To address the slow training, poor generalization, and low robustness to uncurated monocular long videos inherent in NeRF-based methods for novel view synthesis, this paper proposes an explicit dynamic modeling framework. Instead of relying on global implicit representations, our approach jointly estimates depth and scene flow to dynamically construct hierarchical neural point clouds, and enables inter-frame feature aggregation via explicit 3D correspondences across frames. Notably, we are the first to introduce explicit dynamic 3D correspondence into neural point cloud-based view synthesis—eliminating the need for learning video-canonical representations. Our method accelerates training by approximately 10× while achieving state-of-the-art synthesis quality. It maintains stable performance on long-duration and uncurated monocular video sequences, significantly improving temporal robustness and generalization capability.

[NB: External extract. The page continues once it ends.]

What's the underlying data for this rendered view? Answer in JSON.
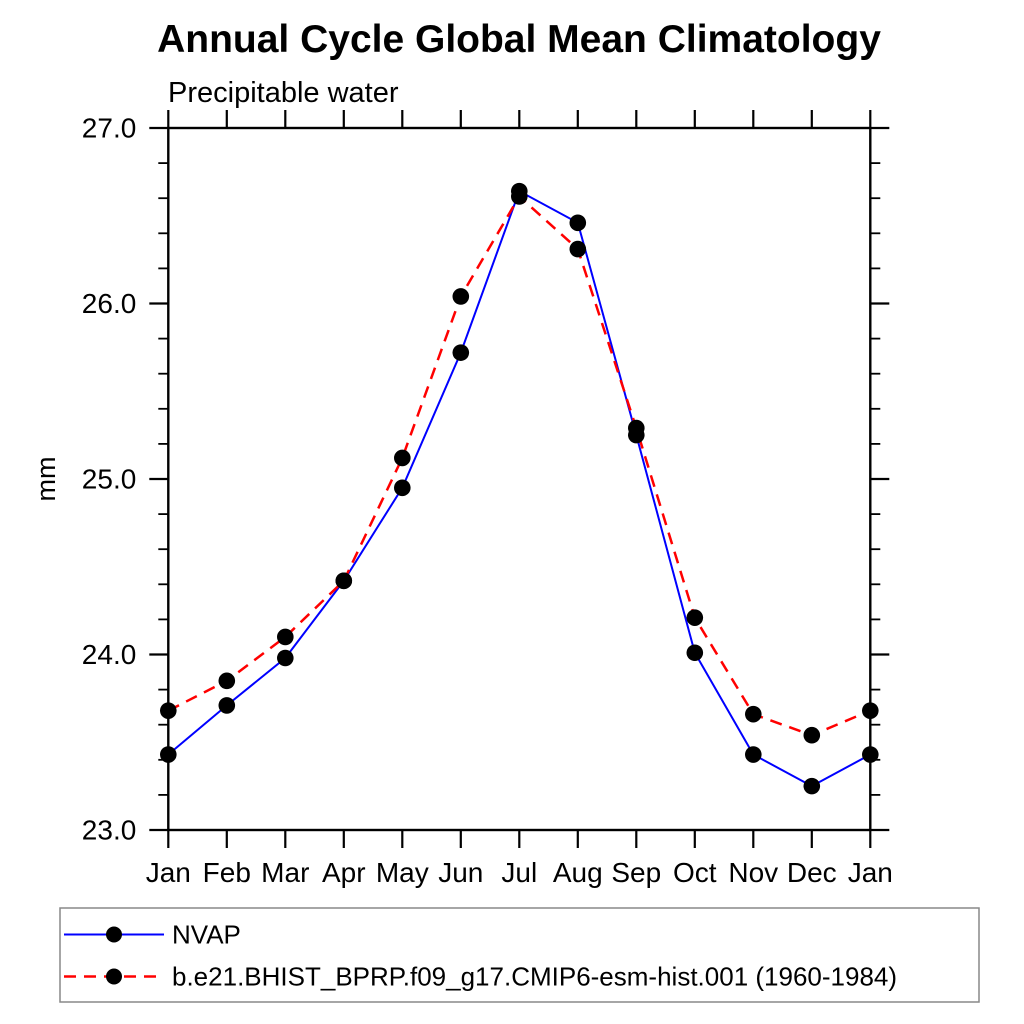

The introduction of neural radiance fields has greatly improved the effectiveness of view synthesis for monocular videos. However, existing algorithms face difficulties when dealing with uncontrolled or lengthy scenarios, and require extensive training time specific to each new scenario. To tackle these limitations, we propose DynPoint, an algorithm designed to facilitate the rapid synthesis of novel views for unconstrained monocular videos. Rather than encoding the entirety of the scenario information into a latent representation, DynPoint concentrates on predicting the explicit 3D correspondence between neighboring frames to realize information aggregation. Specifically, this correspondence prediction is achieved through the estimation of consistent depth and scene flow information across frames. Subsequently, the acquired correspondence is utilized to aggregate information from multiple reference frames to a target frame, by constructing hierarchical neural point clouds. The resulting framework enables swift and accurate view synthesis for desired views of target frames. The experimental results obtained demonstrate the considerable acceleration of training time achieved - typically an order of magnitude - by our proposed method while yielding comparable outcomes compared to prior approaches. Furthermore, our method exhibits strong robustness in handling long-duration videos without learning a canonical representation of video content.